Gogama jumped into the headlines in February, 2015, when a 100 car Canadian National Railway freight train carrying a form of heavy oil from Alberta derailed on a broken track west of Gogama.
Nineteen of the 29 tank cars that came off the tracks broke open spilling 1.7 million litres of crude.
The crude ignited and burned for five days.
Then, two weeks later, a 94 car CN oil train derailed on a bridge near Gogama and 39 tank cars derailed, spilling oil into the river.
The ensuing explosion and fire destroyed the bridge.
Luckily, no one was hurt in either accident and the town of about 450 people suffered no damage.
And, fortunately for CN, the remote location (about 200 kilometres northwest of Sudbury) and the forbidding cold (-31C at the time of the derailment) limited the amount of media coverage it got even though it came less than two years after the Lake Megantic disaster that killed 47 people.
But a recent report by the Transportation Safety Board (TSB) on the first accident concluded that more infernos are on the cards if the factors that cause derailment, chiefly, the speed at which trains run, the weight of the tank cars, the design of tank cars, the inadequacy of track maintenance, and of the training of railways workers aren't addressed.

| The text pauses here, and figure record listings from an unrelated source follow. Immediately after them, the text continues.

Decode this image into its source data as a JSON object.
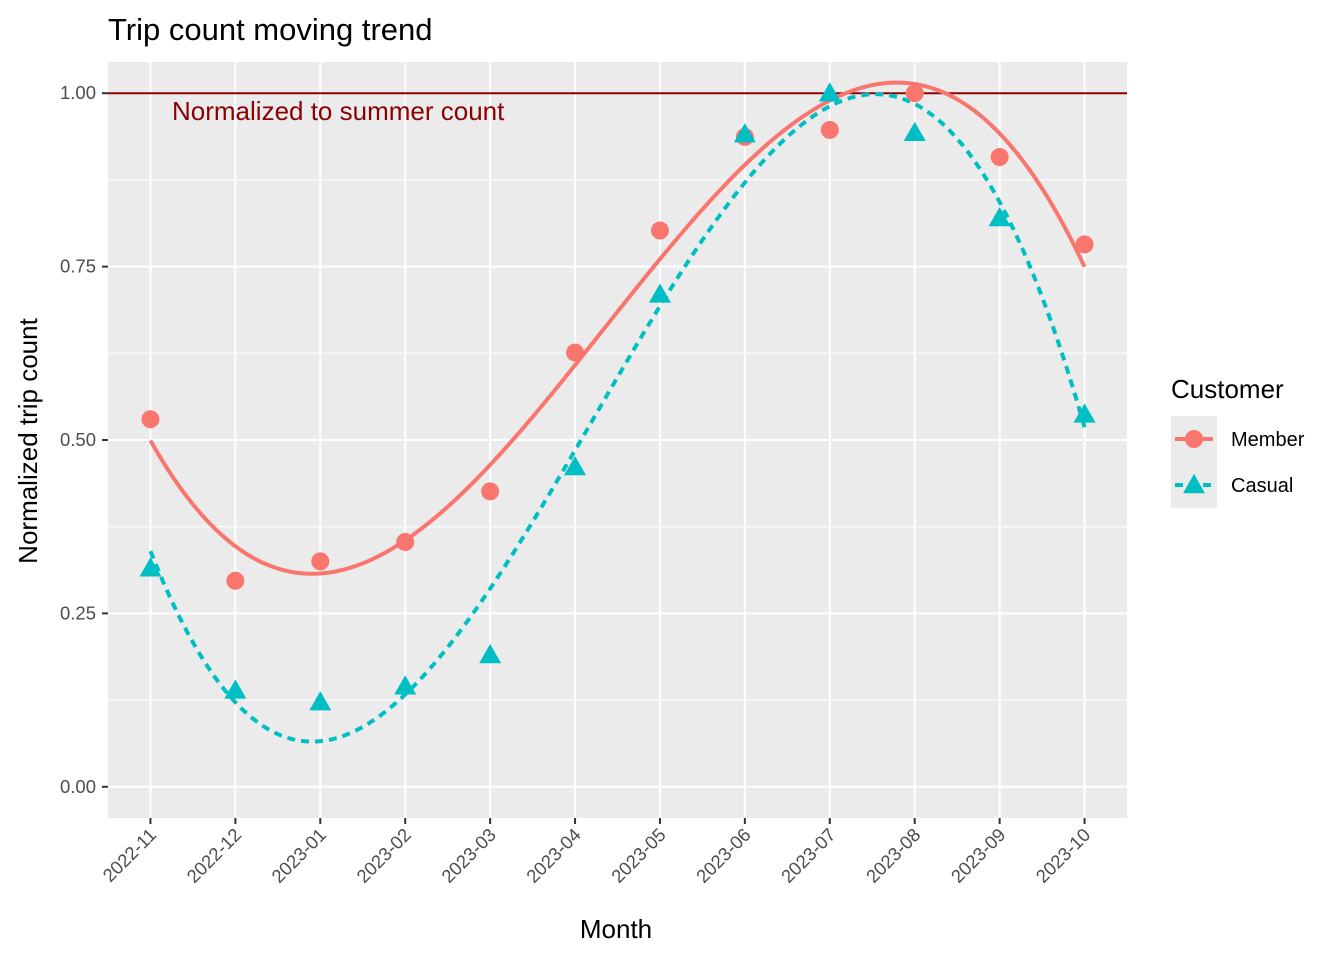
{
  "chart_data": {
    "type": "scatter",
    "title": "Trip count moving trend",
    "xlabel": "Month",
    "ylabel": "Normalized trip count",
    "categories": [
      "2022-11",
      "2022-12",
      "2023-01",
      "2023-02",
      "2023-03",
      "2023-04",
      "2023-05",
      "2023-06",
      "2023-07",
      "2023-08",
      "2023-09",
      "2023-10"
    ],
    "ylim": [
      -0.045,
      1.045
    ],
    "yticks": [
      0.0,
      0.25,
      0.5,
      0.75,
      1.0
    ],
    "ytick_labels": [
      "0.00",
      "0.25",
      "0.50",
      "0.75",
      "1.00"
    ],
    "grid": true,
    "legend": {
      "title": "Customer",
      "position": "right"
    },
    "series": [
      {
        "name": "Member",
        "color": "#F8766D",
        "marker": "circle",
        "line_style": "solid",
        "values": [
          0.53,
          0.297,
          0.325,
          0.353,
          0.426,
          0.626,
          0.802,
          0.937,
          0.947,
          1.0,
          0.908,
          0.782
        ]
      },
      {
        "name": "Casual",
        "color": "#00BFC4",
        "marker": "triangle",
        "line_style": "dashed",
        "values": [
          0.315,
          0.139,
          0.122,
          0.145,
          0.19,
          0.461,
          0.71,
          0.941,
          1.0,
          0.943,
          0.82,
          0.537
        ]
      }
    ],
    "reference_line": {
      "y": 1.0,
      "color": "#8B0000",
      "label": "Normalized to summer count"
    }
  }
}
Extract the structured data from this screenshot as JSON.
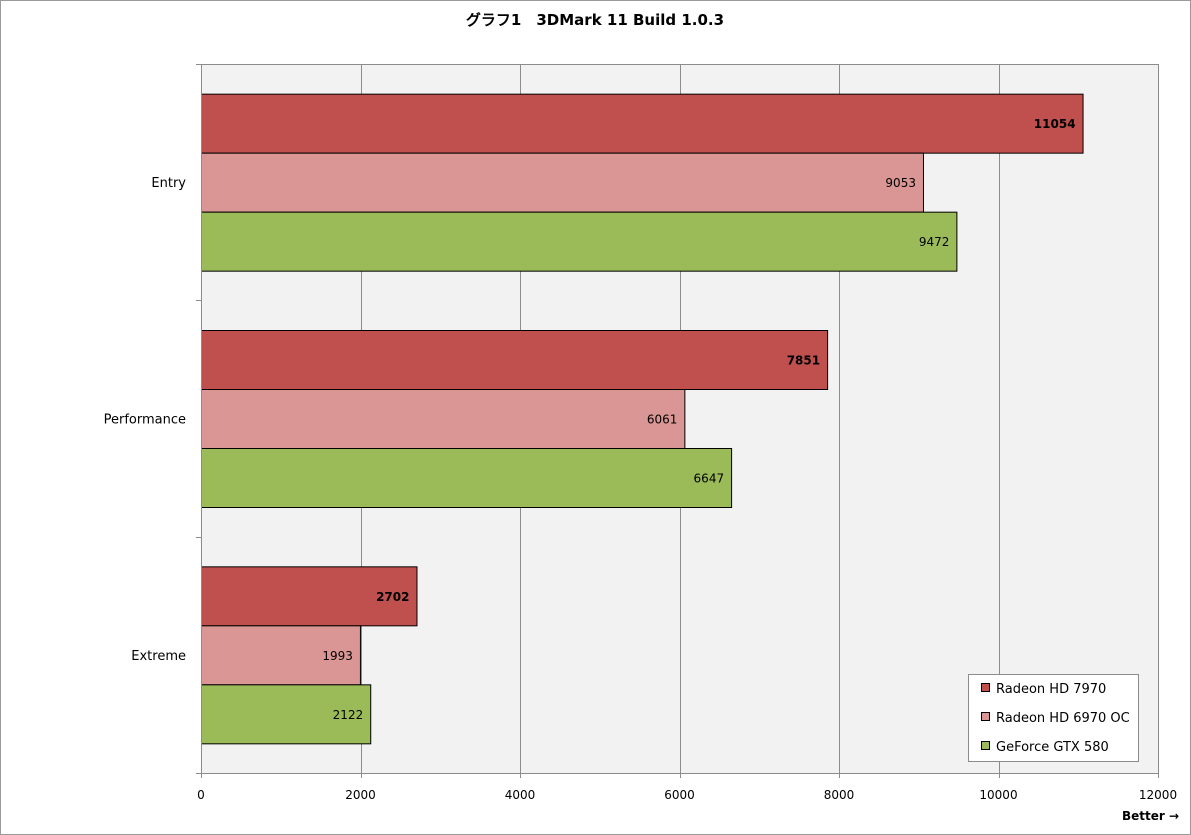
{
  "chart_data": {
    "type": "bar",
    "orientation": "horizontal",
    "title": "グラフ1　3DMark 11 Build 1.0.3",
    "categories": [
      "Entry",
      "Performance",
      "Extreme"
    ],
    "series": [
      {
        "name": "Radeon HD 7970",
        "color": "#c0504d",
        "values": [
          11054,
          7851,
          2702
        ]
      },
      {
        "name": "Radeon HD 6970 OC",
        "color": "#d99694",
        "values": [
          9053,
          6061,
          1993
        ]
      },
      {
        "name": "GeForce GTX 580",
        "color": "#9bbb59",
        "values": [
          9472,
          6647,
          2122
        ]
      }
    ],
    "bold_series_index": 0,
    "xlim": [
      0,
      12000
    ],
    "xticks": [
      0,
      2000,
      4000,
      6000,
      8000,
      10000,
      12000
    ],
    "xlabel": "Better →",
    "grid": true,
    "legend_position": "bottom-right",
    "plot_background": "#f2f2f2"
  }
}
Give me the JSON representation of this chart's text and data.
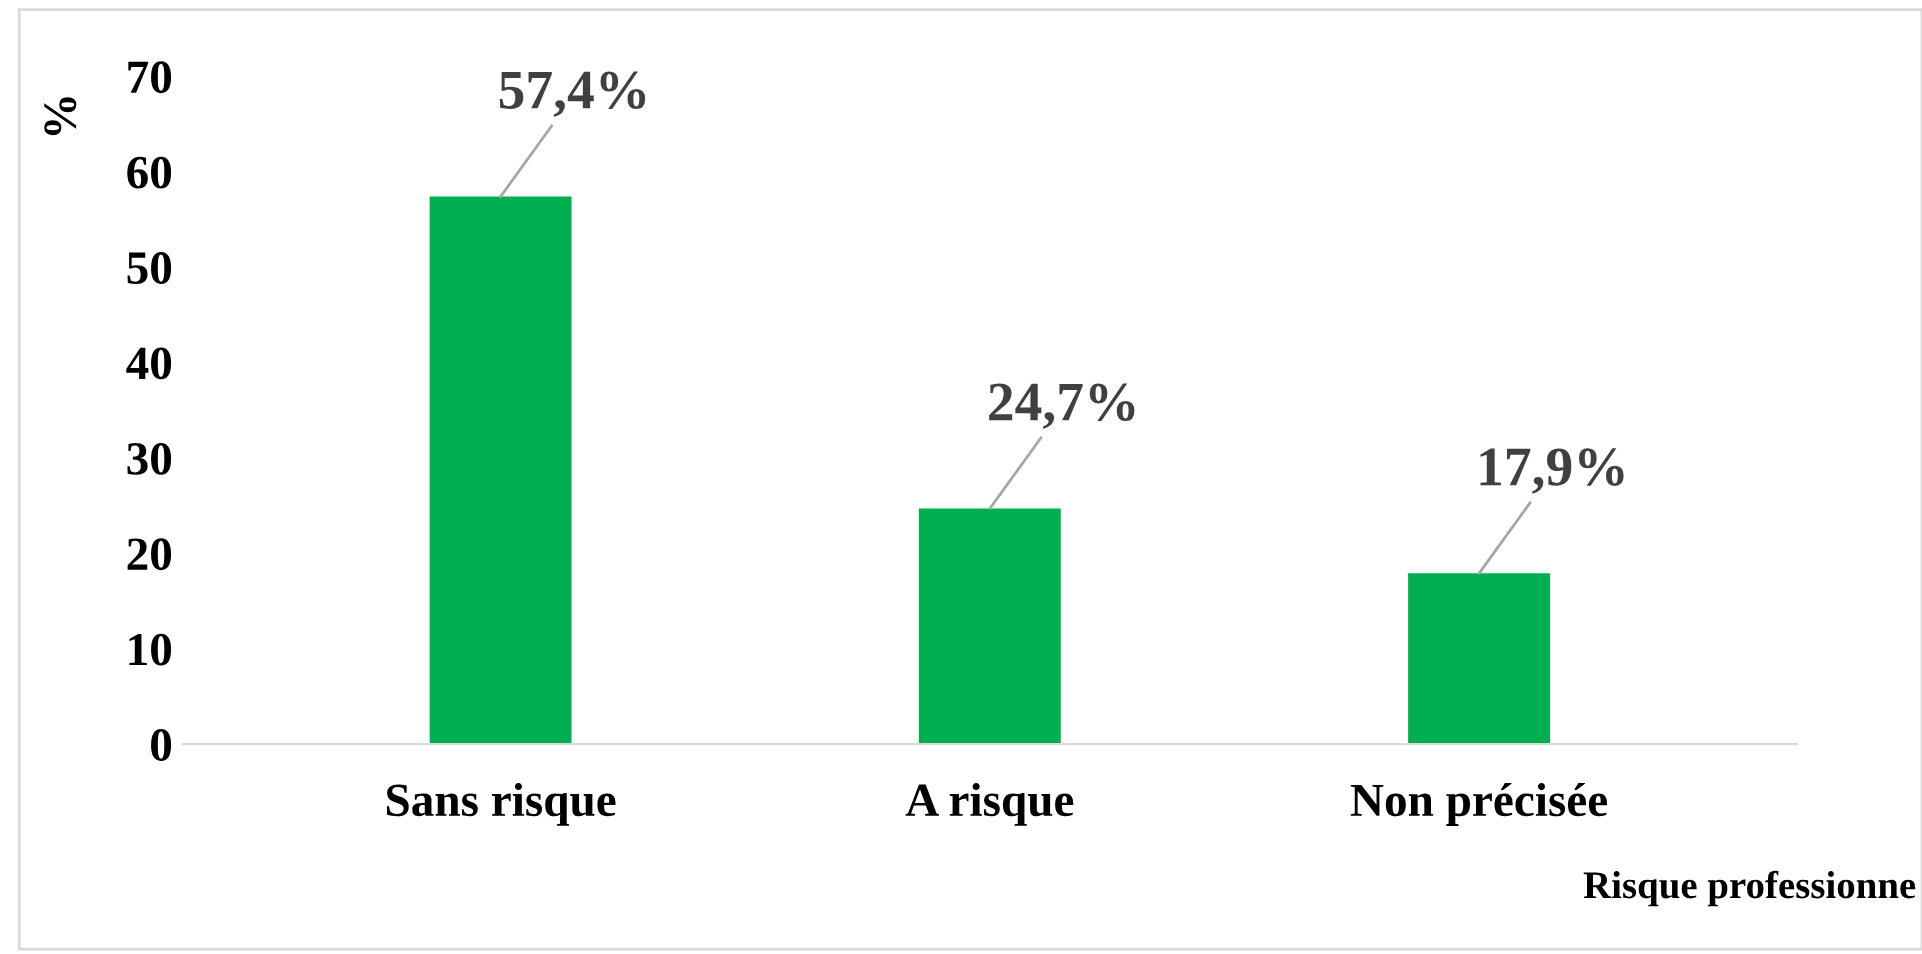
{
  "chart_data": {
    "type": "bar",
    "ylabel": "%",
    "xlabel": "Risque professionne",
    "categories": [
      "Sans risque",
      "A risque",
      "Non précisée"
    ],
    "values": [
      57.4,
      24.7,
      17.9
    ],
    "color": "#00b050",
    "value_labels": [
      "57,4%",
      "24,7%",
      "17,9%"
    ],
    "ylim": [
      0,
      70
    ],
    "yticks": [
      0,
      10,
      20,
      30,
      40,
      50,
      60,
      70
    ],
    "grid": false
  }
}
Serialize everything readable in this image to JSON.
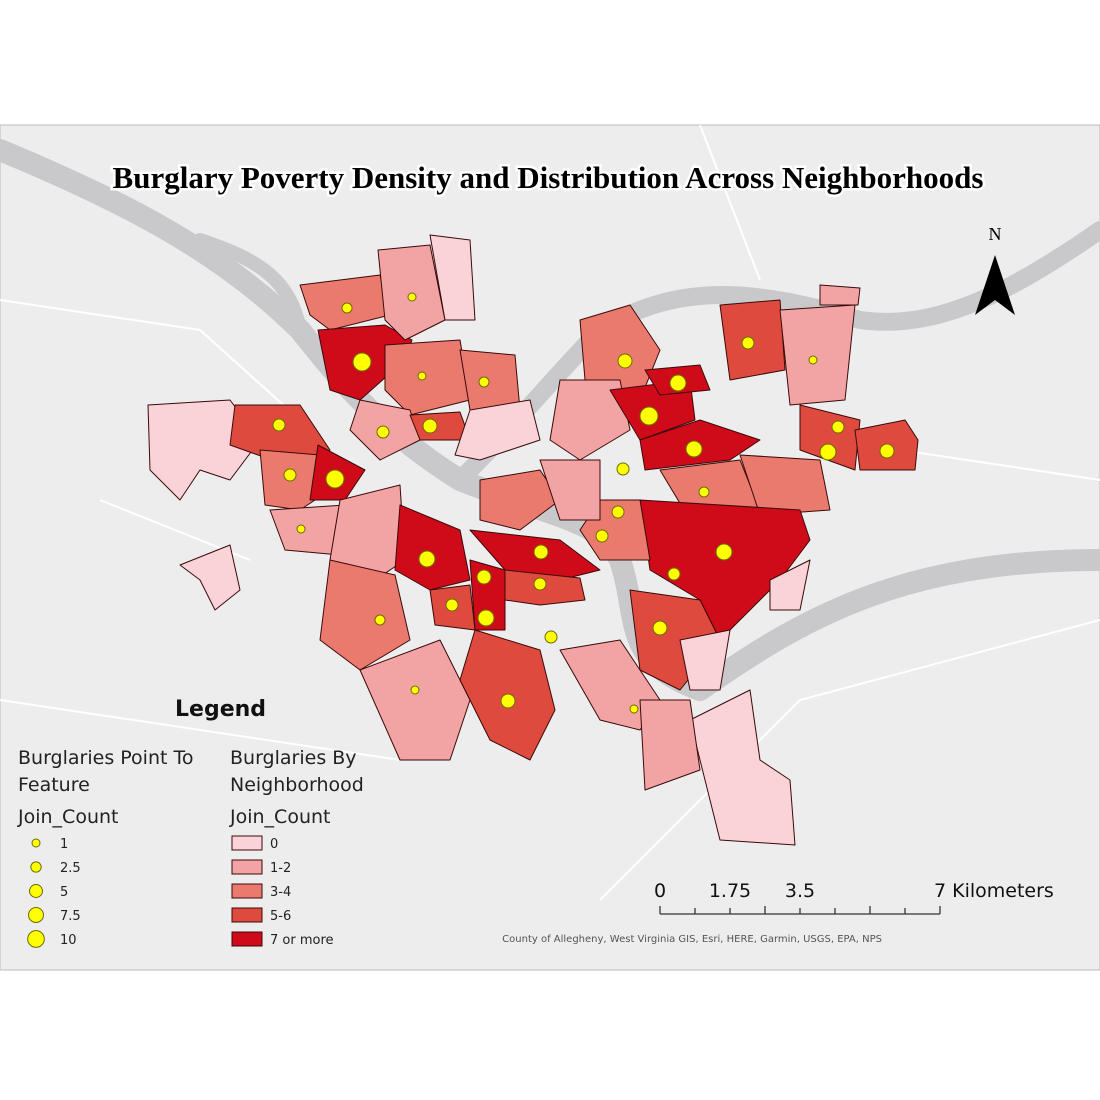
{
  "map": {
    "title": "Burglary Poverty Density and Distribution Across Neighborhoods",
    "north_label": "N",
    "legend": {
      "heading": "Legend",
      "points": {
        "title_lines": [
          "Burglaries Point To",
          "Feature"
        ],
        "field": "Join_Count",
        "items": [
          "1",
          "2.5",
          "5",
          "7.5",
          "10"
        ]
      },
      "areas": {
        "title_lines": [
          "Burglaries By",
          "Neighborhood"
        ],
        "field": "Join_Count",
        "items": [
          {
            "label": "0",
            "color": "#f9d3d8"
          },
          {
            "label": "1-2",
            "color": "#f2a3a3"
          },
          {
            "label": "3-4",
            "color": "#ea7a6e"
          },
          {
            "label": "5-6",
            "color": "#df4a3f"
          },
          {
            "label": "7 or more",
            "color": "#cf0b1a"
          }
        ]
      }
    },
    "scale_bar": {
      "labels": [
        "0",
        "1.75",
        "3.5",
        "7 Kilometers"
      ]
    },
    "attribution": "County of Allegheny, West Virginia GIS, Esri, HERE, Garmin, USGS, EPA, NPS"
  }
}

The TSB report on the second accident has yet to be released.
Both trains would have passed through the Greater Toronto Area en route to a Quebec refinery.
The February train was travelling at 38 miles per hour (61 km/h), two mph below the federally mandated speed limit for trains carrying dangerous goods, and using tank cars built to newer (if insufficient) standards.
The TSB found that defects on the track went un-repaired because of shortfalls in training and supervisory support.
Transport Canada (TC) had not inspected that stretch of track in the two years before the derailments.
"This accident occurred on an isolated stretch of rail in northern Ontario and thankfully no one was injured," TSB chair Kathy Fox told a news conference when her report was issued.
"But so long as the same risks exist, track-maintenance issues, railway personnel training, train speed, and tank cars that aren't sufficiently robust, the consequences of the next rail accident may not only be environmental."
This is a chilling warning.
Last summer, Torontonians got a wake-up call when a CP train derailed as it moved along the Dupont Street corridor at Howland Avenue in the Annex (the same track over which the train to Lake Megantic had passed).
No one was hurt in that accident and only a small amount of diesel fuel was spilled.
The TSB is investigating and its report could come by the end of the year.
Two other CN freight trains have derailed this month, in Georgina on 5 Mar 2017 and near the Etobicoke North GO station two days later.
But, meanwhile, the CP line, which runs through some of Toronto's most densely populated areas, continues to carry dangerous goods at posted speeds higher than in the first Gogama derailment and in tank cars of the type that failed there.
In 2009, it carried just 500 oil tanker cars but the boom in fracking in North Dakota has been transformational and, at the peak in 2015, there were an estimated 140,000 car loads of volatile Bakken crude oil on the line.
Obviously, CP and CN are different lines, with different issues, but they both operate under the jurisdiction of TC.
Transport Minister Marc Garneau promised nearly a year ago that rail safety would be his No. 1 priority.
And yet the rail lines are still shipping dangerous goods at speeds the TSB is concerned may be too high and will be allowed to use deficient tank cars until 2025.
Rail safety remains a critical issue for communities large and small across Canada.
Garneau must listen to Mayor John Tory and 17 Toronto councillors representing neighbourhoods that border the CP line and quickly propose measures to allow Canadians to sleep safely in their homes at night.
Claire Kilgour-Hervey and Henry Wiercinski - of the lobby group "Rail Safety First".